As President Bok would be the first to admit, affirmative action is a policy that Harvard must be committed to following. By increasing the number of foreign students here, Harvard would be announcing that it believed an international presence to be of greater social importance than rectifying the condition of those groups which have long been underpriveleged or discriminated against. Such a step now, when admissions officials across the country admit that attracting qualified Black and Hispanic students is becoming more and more difficult, would send the wrong signal to these minorities and to the American higher education community, of which Harvard is the primus inter pares.
However, Bok is correct to point out that an American liberal arts education fails to examine meaningfully cultures other than its own. Bok's proposal to send more Harvard students overseas would be a more effective means of addressing this problem. If turned into a graduation requirement that demanded evidence of serious study instead of the lesuirely vacationing that prevails with many semesters abroad, such a move would force undergraduates to acquire the familiarity with another country that comes only through first-hand experience. And as Bok hopes, these students also could act out their roles as undercover agents for American business, secretly conducting market research for IBM and Ford's export divisions.

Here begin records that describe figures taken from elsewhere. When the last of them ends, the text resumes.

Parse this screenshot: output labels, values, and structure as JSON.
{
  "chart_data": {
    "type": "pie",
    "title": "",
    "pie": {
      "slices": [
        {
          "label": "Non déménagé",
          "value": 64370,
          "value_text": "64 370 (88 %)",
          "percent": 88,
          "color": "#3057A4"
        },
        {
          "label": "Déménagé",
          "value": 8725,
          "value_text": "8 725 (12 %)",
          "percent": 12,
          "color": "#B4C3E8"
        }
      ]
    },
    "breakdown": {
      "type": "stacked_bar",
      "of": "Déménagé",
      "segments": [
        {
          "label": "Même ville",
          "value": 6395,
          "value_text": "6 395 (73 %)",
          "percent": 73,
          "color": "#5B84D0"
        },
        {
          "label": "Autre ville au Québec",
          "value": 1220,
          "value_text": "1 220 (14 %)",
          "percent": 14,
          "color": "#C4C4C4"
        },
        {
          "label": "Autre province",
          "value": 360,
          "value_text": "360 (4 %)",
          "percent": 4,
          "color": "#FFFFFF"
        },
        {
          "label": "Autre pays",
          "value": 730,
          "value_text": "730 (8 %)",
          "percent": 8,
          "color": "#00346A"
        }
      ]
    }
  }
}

A program that sends Harvard students overseas would be not only stimulating, but also practical. It would not be difficult to take the $17,000 it costs to go here and use it to pay for a year abroad. One quarter of Harvard's student body spending a year overseas would do much to alleviate the College's chronic overcrowding problems, not to mention the potenially soothing effects a change of environment would have on a junior's short-circuited nerves. And thoughts of economics and competitiveness aside, living abroad for a year would prove to be of great educational value by attacking the cultural ethnocentrism that prevails at Harvard and in American.